Friday, November 22, 2013

Long and Phillips

     Two ordinary names - two extraordinary couples (at least by modern standards) - their lives were composed of  heartbreaking losses and exhilarating triumphs. This beautiful photograph must have commemorated some event, perhaps Alfred and Nellie's wedding, but is not documented. It is solely speculation but I believe that there was a special bond between father and daughter, evidenced only by the rest of her hand on his shoulder, the reach of his arm in her direction and the fact that, in his later years,  he followed her to Grand Rapids from Detroit.

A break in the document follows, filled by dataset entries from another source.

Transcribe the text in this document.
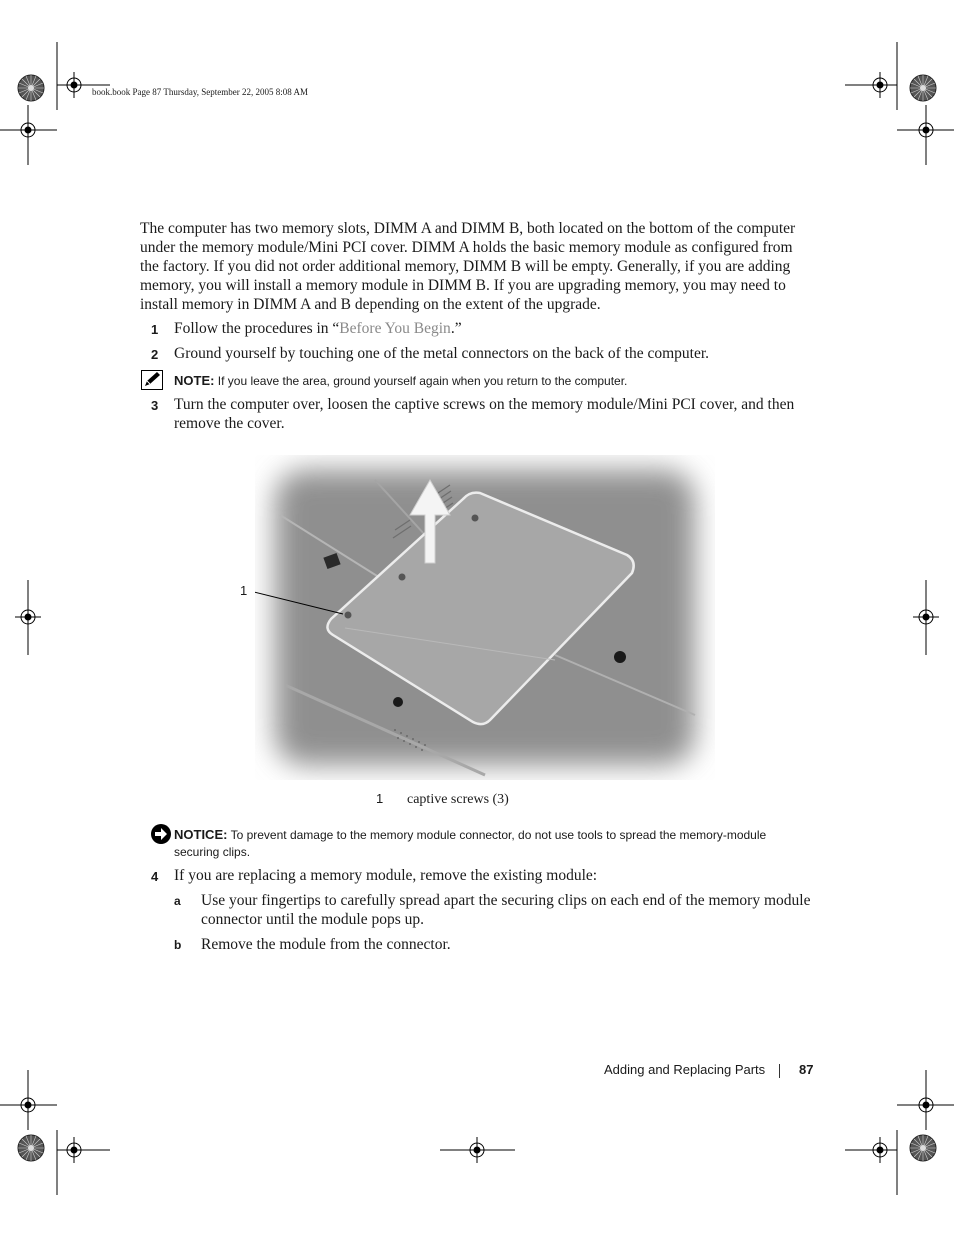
book.book Page 87 Thursday, September 22, 2005 8:08 AM

The computer has two memory slots, DIMM A and DIMM B, both located on the bottom of the computer under the memory module/Mini PCI cover. DIMM A holds the basic memory module as configured from the factory. If you did not order additional memory, DIMM B will be empty. Generally, if you are adding memory, you will install a memory module in DIMM B. If you are upgrading memory, you may need to install memory in DIMM A and B depending on the extent of the upgrade.

1 Follow the procedures in “Before You Begin.”
2 Ground yourself by touching one of the metal connectors on the back of the computer.
NOTE: If you leave the area, ground yourself again when you return to the computer.
3 Turn the computer over, loosen the captive screws on the memory module/Mini PCI cover, and then remove the cover.
1
1 captive screws (3)
NOTICE: To prevent damage to the memory module connector, do not use tools to spread the memory-module securing clips.
4 If you are replacing a memory module, remove the existing module:
a Use your fingertips to carefully spread apart the securing clips on each end of the memory module connector until the module pops up.
b Remove the module from the connector.
Adding and Replacing Parts	87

      Jane Hartigan, seated on left, was one of six children born to Irish immigrants in St. John, New Brunswick, Canada, who moved to Massachusetts in 1850. That same year, following the birth of a seventh sibling and shortly thereafter the death of her father, teen aged Jane began working in a textile mill to help support her family. Jane may have met Jeremiah Long through her brother (both were apprenticed to boot-makers).    
     In the photo, Jeremiah appears almost pompous but it may be that he was just very self-confident and fiercely independent, attributes that would serve him well in his later years when he held the 
office of Michigan state representative (photo below - back row - far right).  Letters and original poetry still survive that prove him also to have been  a loving, tender-hearted patriarch. At the end of his life, Jeremiah was a widower and lived with his granddaughter's family; sadly blindness contributed to his death when he misstepped and fell down a basement stairway.
      Jeremiah came to America from Cork, Ireland as a little boy, possibly following a much older brother. When he met Jane he was living with an Irish family named Morrow. In 1861 he enlisted in the Union Army, serving as a rifleman in the militia, and at Fort McHenry he sustained a wound from a rebel sword. When he returned home early in the summer of 1862, he and Jane married immediately. 
      Jane and Jeremiah had nine children but it was a heart-breaking loss when two did not survive infancy and two died as young adults. By 1880 the family had moved more than 700 miles west to Detroit, Michigan (anti-Irish sentiment was rampant in the northeastern cities) and Jeremiah was working in a customs office.  There young Nellie met Alfred Phillips. They stand in the photo, straight-backed, determined and dreamy with plans for the future - Nellie with her delicate features and pert nose, and Alfred so boyishly handsome with dark gentle eyes. Their life together is another story, another post.